1. UN NOUVEAU PROPRIÉTAIRE

Vous pensez que les Patriots et le succès ont toujours été de pair? Détrompez-vous! De leur fondation en 1960 jusqu’en 1993, ils n’ont pris part aux séries qu’à six reprises. Véritable risée de la NFL jusqu’au point d’être menacée de déménager, l’équipe a été achetée en 1994 par Robert Kraft. Depuis, en 25 ans sous sa gouverne, les Patriots ont été des séries à 20 reprises.
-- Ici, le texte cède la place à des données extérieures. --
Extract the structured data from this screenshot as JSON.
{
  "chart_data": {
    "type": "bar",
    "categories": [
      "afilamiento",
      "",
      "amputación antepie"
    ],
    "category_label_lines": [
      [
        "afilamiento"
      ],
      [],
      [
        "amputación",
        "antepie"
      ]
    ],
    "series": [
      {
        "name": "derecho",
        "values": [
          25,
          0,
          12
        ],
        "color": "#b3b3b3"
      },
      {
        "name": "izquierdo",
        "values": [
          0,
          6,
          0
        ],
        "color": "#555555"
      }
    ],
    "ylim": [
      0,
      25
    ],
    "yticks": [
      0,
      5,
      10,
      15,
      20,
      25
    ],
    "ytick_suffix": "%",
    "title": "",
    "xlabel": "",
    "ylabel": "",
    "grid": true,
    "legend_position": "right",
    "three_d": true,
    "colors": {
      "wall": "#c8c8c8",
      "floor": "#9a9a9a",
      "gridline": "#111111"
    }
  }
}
Achetée au coût de 172 millions $, la franchise est aujourd’hui évaluée à une valeur de 3,8 milliards $. Un propriétaire ne réalise pas les gros jeux sur le terrain, mais le succès d’une équipe part au sommet de la pyramide.

2. UN CHOIX D’ENTRAÎNEUR CONTESTÉ

Si Bill Belichick est aujourd’hui considéré comme le meilleur entraîneur-chef de l’histoire, il n’en était rien quand les Patriots lui ont donné ce poste en 2000. Malgré une superbe carrière comme coordonnateur défensif derrière Bill Parcells, Belichick a montré une fiche de 36-44 en cinq ans à sa première expérience comme entraîneur-chef, avec les Browns, de 1991 à 1995. Après une bizarre tournure d’événements, Belichick a ensuite accepté le poste d’entraîneur-chef des Jets pendant une seule journée, avant de rejoindre les Patriots. Choix contesté au départ, il règne en souverain depuis.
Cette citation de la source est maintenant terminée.